C’ville native’s sculpture gives face lift to dermatologist’s office

“Santé” is a wall sculpture completed by Crawfordsville High School graduate Matt Steele that was commissioned by a Charlotte, North Carolina dermatologist.
“Santé” is a wall sculpture completed by Crawfordsville High School graduate Matt Steele that was commissioned by a Charlotte, North Carolina dermatologist.
Lydia Bittner-Baird
Posted

A Crawfordsville native’s sculpture has given a fresh look to a dermatologist’s office in North Carolina.

Matt Steele, a 2005 Crawfordsville High School graduate who resides in Charlotte, North Carolina, was commissioned by the doctor to create a rendering of a face that was installed onto the recently renovated building last month.

The sculpture, called “Santé” after the French word for health, is made from 150 sheets of aluminum composite that were coated with a metallic paint. It took more than 10,000 pieces of fastening hardware to piece it all together. The sculpture measures 20-by-20-by-13 ft.

“This is the first project where I couldn’t do a lot of it myself. I had to outsource a lot of the work,” Steele said by phone last week from the Tar Heel state. This was his first public outdoor sculpture.

As her office was being remodeled, dermatologist Dr. Elizabeth Rostan envisioned a piece of art that reflected her practice’s role as a health care provider while enhancing the surrounding neighborhood.

“It was important to me to not only preserve a building that was built in the 1970s and maintain its historical charm, but also to bring art and a landmark piece of outdoor art to an area that is quickly becoming defined by brick towers,” Rostan, owner of Charlotte Skin and Laser, wrote in a blog post on the business’ website.

After creating a digital rendering, Steele worked with the manager of a university fabrication lab and a structural engineer to make the design suitable for a building.

The owner of a local design company used a CNC router to cut out each plane. Steele chose a copper finish for the pieces.

“When it came time to order the material, we found out that it only came in that color on one side,” he said, which required the crew to hire a commercial painter.

A professional installation crew hoisted the last piece onto the building a year to the day after Steele began the design process.

The project opens the door to commissions for public sculptures commissioned by airports and cities. Steele has also completed interior public pieces.

A graduate of Indiana University, Steele moved to Charlotte for a residency at an arts organization, where he then worked as a graphic designer.
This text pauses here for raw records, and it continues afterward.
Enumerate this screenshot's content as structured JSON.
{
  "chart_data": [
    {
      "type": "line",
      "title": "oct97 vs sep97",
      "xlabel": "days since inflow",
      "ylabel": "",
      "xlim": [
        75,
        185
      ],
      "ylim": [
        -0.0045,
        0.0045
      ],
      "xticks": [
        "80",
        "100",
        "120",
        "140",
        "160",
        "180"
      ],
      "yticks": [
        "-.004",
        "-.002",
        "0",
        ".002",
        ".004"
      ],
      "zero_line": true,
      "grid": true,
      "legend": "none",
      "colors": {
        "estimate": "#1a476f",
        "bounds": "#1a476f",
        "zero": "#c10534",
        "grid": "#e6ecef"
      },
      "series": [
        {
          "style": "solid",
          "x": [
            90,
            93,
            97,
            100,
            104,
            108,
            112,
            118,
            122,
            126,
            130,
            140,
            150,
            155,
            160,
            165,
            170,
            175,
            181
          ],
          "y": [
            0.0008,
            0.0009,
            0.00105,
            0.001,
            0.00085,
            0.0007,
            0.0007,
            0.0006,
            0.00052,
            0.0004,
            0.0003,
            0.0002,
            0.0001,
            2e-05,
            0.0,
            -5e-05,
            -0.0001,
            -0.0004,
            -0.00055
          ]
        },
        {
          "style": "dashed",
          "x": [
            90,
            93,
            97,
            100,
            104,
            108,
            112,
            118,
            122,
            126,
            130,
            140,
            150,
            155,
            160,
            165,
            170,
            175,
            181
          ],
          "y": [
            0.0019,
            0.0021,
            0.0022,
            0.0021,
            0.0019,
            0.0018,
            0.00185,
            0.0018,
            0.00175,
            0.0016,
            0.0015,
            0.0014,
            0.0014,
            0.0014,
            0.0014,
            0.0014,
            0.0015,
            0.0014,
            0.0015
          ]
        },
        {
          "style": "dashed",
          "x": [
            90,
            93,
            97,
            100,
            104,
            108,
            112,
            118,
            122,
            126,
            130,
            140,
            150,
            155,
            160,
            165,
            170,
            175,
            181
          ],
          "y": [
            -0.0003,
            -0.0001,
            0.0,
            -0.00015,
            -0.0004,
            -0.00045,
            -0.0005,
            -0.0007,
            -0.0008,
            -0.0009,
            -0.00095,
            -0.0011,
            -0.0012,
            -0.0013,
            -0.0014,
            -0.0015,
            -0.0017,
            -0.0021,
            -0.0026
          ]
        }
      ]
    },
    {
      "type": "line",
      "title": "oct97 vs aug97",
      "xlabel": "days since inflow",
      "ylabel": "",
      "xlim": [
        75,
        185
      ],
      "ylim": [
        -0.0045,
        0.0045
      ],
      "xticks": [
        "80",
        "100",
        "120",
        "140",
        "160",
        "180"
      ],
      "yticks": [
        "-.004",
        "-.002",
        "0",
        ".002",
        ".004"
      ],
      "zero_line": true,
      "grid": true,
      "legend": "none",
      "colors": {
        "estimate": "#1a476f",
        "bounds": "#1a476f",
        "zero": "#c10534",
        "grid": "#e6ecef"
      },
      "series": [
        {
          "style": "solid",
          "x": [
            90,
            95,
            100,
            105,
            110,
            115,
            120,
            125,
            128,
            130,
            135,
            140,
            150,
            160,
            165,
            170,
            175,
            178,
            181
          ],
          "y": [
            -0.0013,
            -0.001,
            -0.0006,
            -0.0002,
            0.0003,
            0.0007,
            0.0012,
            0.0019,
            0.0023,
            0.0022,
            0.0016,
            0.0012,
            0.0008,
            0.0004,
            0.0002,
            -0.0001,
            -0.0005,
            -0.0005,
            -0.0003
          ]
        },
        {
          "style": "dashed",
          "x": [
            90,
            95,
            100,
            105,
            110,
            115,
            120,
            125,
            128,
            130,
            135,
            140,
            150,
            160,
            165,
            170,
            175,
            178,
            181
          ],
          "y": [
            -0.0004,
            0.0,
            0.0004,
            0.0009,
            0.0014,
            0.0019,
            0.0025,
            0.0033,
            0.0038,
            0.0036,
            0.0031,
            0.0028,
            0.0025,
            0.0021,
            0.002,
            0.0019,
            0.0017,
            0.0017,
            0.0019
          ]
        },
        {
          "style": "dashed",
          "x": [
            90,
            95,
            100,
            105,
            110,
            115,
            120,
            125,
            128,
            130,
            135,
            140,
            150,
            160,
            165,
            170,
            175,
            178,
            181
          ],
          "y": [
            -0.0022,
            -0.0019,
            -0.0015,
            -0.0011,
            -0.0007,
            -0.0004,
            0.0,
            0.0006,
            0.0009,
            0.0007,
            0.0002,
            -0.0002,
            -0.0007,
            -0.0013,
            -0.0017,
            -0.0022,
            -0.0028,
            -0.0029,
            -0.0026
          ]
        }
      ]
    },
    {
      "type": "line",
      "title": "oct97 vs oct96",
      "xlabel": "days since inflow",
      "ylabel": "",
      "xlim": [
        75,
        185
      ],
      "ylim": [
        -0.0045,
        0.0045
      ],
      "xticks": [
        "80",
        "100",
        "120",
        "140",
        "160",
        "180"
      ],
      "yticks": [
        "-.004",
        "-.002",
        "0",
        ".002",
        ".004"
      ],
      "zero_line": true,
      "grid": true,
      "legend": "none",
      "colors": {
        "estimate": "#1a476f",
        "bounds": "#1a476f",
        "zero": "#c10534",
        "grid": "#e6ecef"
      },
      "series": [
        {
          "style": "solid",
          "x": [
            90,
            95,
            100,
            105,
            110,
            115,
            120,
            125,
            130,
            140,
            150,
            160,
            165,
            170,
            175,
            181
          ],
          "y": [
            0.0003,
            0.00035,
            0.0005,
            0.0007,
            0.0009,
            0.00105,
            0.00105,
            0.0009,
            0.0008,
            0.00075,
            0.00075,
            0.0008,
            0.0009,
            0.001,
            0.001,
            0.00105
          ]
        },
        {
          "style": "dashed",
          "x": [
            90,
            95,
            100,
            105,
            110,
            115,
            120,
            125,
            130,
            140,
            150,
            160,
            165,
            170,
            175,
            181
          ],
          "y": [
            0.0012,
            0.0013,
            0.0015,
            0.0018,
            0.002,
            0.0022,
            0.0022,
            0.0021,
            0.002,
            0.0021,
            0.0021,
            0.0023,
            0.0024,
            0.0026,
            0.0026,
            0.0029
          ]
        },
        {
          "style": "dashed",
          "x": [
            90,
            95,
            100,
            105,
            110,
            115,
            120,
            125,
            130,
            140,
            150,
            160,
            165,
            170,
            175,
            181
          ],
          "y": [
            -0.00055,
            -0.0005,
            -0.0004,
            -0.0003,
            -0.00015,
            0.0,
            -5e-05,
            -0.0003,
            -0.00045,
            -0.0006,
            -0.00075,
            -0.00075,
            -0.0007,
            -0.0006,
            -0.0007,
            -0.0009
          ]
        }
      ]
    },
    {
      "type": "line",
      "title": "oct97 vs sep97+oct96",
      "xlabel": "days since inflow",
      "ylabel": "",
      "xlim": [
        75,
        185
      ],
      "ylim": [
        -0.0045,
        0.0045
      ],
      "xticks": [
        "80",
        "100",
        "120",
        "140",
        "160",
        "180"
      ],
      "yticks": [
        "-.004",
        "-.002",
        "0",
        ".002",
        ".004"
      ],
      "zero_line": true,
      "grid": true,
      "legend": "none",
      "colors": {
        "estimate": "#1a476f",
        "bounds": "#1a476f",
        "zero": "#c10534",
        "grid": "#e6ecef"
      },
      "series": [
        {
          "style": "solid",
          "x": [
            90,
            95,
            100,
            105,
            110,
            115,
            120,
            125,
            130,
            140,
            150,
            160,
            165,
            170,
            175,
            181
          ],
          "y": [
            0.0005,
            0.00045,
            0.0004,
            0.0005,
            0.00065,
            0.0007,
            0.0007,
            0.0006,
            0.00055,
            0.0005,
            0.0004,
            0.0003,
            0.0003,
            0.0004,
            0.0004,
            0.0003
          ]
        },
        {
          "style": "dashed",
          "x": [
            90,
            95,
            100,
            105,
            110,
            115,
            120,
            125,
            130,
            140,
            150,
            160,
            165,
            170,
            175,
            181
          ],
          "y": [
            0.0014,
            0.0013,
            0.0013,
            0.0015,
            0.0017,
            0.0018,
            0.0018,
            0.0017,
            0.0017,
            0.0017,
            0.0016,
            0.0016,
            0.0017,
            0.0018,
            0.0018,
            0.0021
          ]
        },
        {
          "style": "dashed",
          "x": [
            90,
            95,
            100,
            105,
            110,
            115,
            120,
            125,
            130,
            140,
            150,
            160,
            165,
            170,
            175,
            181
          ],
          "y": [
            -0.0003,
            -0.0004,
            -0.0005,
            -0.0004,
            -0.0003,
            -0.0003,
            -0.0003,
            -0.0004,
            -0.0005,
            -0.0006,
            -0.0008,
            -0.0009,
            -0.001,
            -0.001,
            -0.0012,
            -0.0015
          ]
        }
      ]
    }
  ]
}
In a former tire shop that was transformed into a public art space, Steele took apart the tire racks to make a 70 ft. sculpture. He’s also built a piece from an old mantel in his home.

“I’ve always sort of been influenced by the aesthetic of function and infrastructure and just the things that people make,” he said.

After developing several unsuccessful proposals for outdoor public sculptures, Steele was building a collection of projects titled “Nothing is Working” when he got the call about the dermatologist’s office. “Santé” opens the door for Steele to bid on creating outdoor public sculptures for airports and cities.

Steele’s portfolio also includes animation work. During North Carolina’s stay-at-home order this spring, he partnered with a musician from the Charlotte Symphony Orchestra on an animation for an outdoor art experience.